Reporting delays: A widely neglected impact factor in COVID-19 forecasts

More Info


Epidemic forecasts are only as good as the accuracy of epidemic measurements. Is epidemic data, particularly COVID-19 epidemic data, clean, and devoid of noise? The complexity and variability inherent in data collection and reporting suggest otherwise. While we cannot evaluate the integrity of the COVID-19 epidemic data in a holistic fashion, we can assess the data for the presence of reporting delays. In our work, through the analysis of the first COVID-19 wave, we find substantial reporting delays in the published epidemic data. Motivated by the desire to enhance epidemic forecasts, we develop a statistical framework to detect, uncover, and remove reporting delays in the infectious, recovered, and deceased epidemic time series. Using our framework, we expose and analyze reporting delays in eight regions significantly affected by the first COVID-19 wave. Further, we demonstrate that removing reporting delays from epidemic data by using our statistical framework may decrease the error in epidemic forecasts.

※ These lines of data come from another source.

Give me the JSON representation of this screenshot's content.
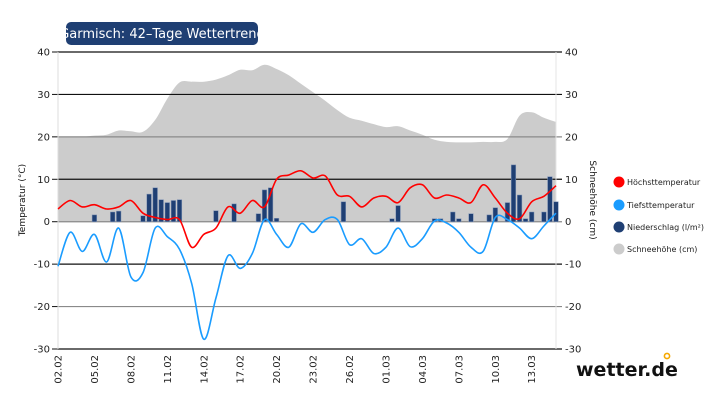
{
  "chart_data": {
    "type": "line",
    "title": "Garmisch: 42–Tage Wettertrend",
    "ylabel_left": "Temperatur (°C)",
    "ylabel_right": "Schneehöhe (cm)",
    "ylim": [
      -30,
      40
    ],
    "yticks": [
      "40",
      "30",
      "20",
      "10",
      "0",
      "-10",
      "-20",
      "-30"
    ],
    "grid": true,
    "legend_position": "right",
    "dates": [
      "02.02",
      "03.02",
      "04.02",
      "05.02",
      "06.02",
      "07.02",
      "08.02",
      "09.02",
      "10.02",
      "11.02",
      "12.02",
      "13.02",
      "14.02",
      "15.02",
      "16.02",
      "17.02",
      "18.02",
      "19.02",
      "20.02",
      "21.02",
      "22.02",
      "23.02",
      "24.02",
      "25.02",
      "26.02",
      "27.02",
      "28.02",
      "01.03",
      "02.03",
      "03.03",
      "04.03",
      "05.03",
      "06.03",
      "07.03",
      "08.03",
      "09.03",
      "10.03",
      "11.03",
      "12.03",
      "13.03",
      "14.03",
      "15.03"
    ],
    "xtick_labels": [
      "02.02",
      "05.02",
      "08.02",
      "11.02",
      "14.02",
      "17.02",
      "20.02",
      "23.02",
      "26.02",
      "01.03",
      "04.03",
      "07.03",
      "10.03",
      "13.03"
    ],
    "series": [
      {
        "name": "Höchsttemperatur",
        "type": "line",
        "color": "#ff0000",
        "values": [
          3,
          5,
          3.5,
          4,
          3,
          3.5,
          5,
          2,
          1,
          0.5,
          0.5,
          -6,
          -3,
          -1.5,
          3.5,
          2,
          5,
          3.5,
          10,
          11,
          12,
          10.3,
          10.8,
          6.3,
          6,
          3.5,
          5.6,
          6,
          4.5,
          8,
          8.7,
          5.6,
          6.3,
          5.6,
          4.5,
          8.7,
          5.6,
          2,
          0.7,
          4.7,
          6,
          8.5
        ]
      },
      {
        "name": "Tiefsttemperatur",
        "type": "line",
        "color": "#1a9cff",
        "values": [
          -10.5,
          -2.5,
          -7,
          -3,
          -9.5,
          -1.5,
          -13,
          -12,
          -1.5,
          -3.5,
          -6.5,
          -14.5,
          -27.7,
          -18,
          -8,
          -11,
          -7.5,
          0.5,
          -3,
          -6,
          -0.5,
          -2.5,
          0.5,
          0.5,
          -5.4,
          -4,
          -7.5,
          -6,
          -1.5,
          -5.9,
          -4,
          0.2,
          -0.3,
          -2.5,
          -6,
          -7,
          1,
          0.5,
          -1.5,
          -4,
          -1,
          2
        ]
      },
      {
        "name": "Niederschlag (l/m²)",
        "type": "bar",
        "color": "#1f3f73",
        "values_half_day": [
          [
            0,
            0
          ],
          [
            0,
            0
          ],
          [
            0,
            0
          ],
          [
            1.6,
            0
          ],
          [
            0,
            2.3
          ],
          [
            2.5,
            0
          ],
          [
            0,
            0
          ],
          [
            1.4,
            6.5
          ],
          [
            8,
            5.2
          ],
          [
            4.5,
            5
          ],
          [
            5.2,
            0
          ],
          [
            0,
            0
          ],
          [
            0,
            0
          ],
          [
            2.6,
            0
          ],
          [
            0,
            4.2
          ],
          [
            0,
            0
          ],
          [
            0,
            1.9
          ],
          [
            7.5,
            8
          ],
          [
            0.8,
            0
          ],
          [
            0,
            0
          ],
          [
            0,
            0
          ],
          [
            0,
            0
          ],
          [
            0,
            0
          ],
          [
            0,
            4.7
          ],
          [
            0,
            0
          ],
          [
            0,
            0
          ],
          [
            0,
            0
          ],
          [
            0,
            0.7
          ],
          [
            3.8,
            0
          ],
          [
            0,
            0
          ],
          [
            0,
            0
          ],
          [
            0.7,
            0.7
          ],
          [
            0,
            2.3
          ],
          [
            0.7,
            0
          ],
          [
            1.9,
            0
          ],
          [
            0,
            1.6
          ],
          [
            3.3,
            0
          ],
          [
            4.5,
            13.4
          ],
          [
            6.3,
            0.7
          ],
          [
            2.3,
            0
          ],
          [
            2.3,
            10.6
          ],
          [
            4.7,
            0
          ]
        ]
      },
      {
        "name": "Schneehöhe (cm)",
        "type": "area",
        "color": "#cccccc",
        "values": [
          20,
          20,
          20,
          20.3,
          20.5,
          21.5,
          21.3,
          21.2,
          24,
          29,
          32.8,
          33,
          33,
          33.5,
          34.5,
          35.8,
          35.7,
          37,
          36,
          34.5,
          32.5,
          30.5,
          28.5,
          26.3,
          24.5,
          23.8,
          23,
          22.3,
          22.5,
          21.5,
          20.5,
          19.3,
          18.8,
          18.7,
          18.7,
          18.8,
          18.8,
          19.5,
          25,
          25.8,
          24.5,
          23.5
        ]
      }
    ]
  },
  "legend": [
    {
      "label": "Höchsttemperatur",
      "color": "#ff0000"
    },
    {
      "label": "Tiefsttemperatur",
      "color": "#1a9cff"
    },
    {
      "label": "Niederschlag (l/m²)",
      "color": "#1f3f73"
    },
    {
      "label": "Schneehöhe (cm)",
      "color": "#cccccc"
    }
  ],
  "brand": {
    "logo_text": "wetter.de",
    "accent": "#f5a800",
    "title_bg": "#1f3f73"
  }
}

While our statistical framework can be used in combination with any epidemic forecast method that intakes infectious, recovered, and deceased data, to make a basic assessment, we employed the classical SIRD epidemic model. Our results indicate that the removal of reporting delays from the epidemic data may decrease the forecast error by up to 50%. We anticipate that our framework will be indispensable in the analysis of novel COVID-19 strains and other existing or novel infectious diseases.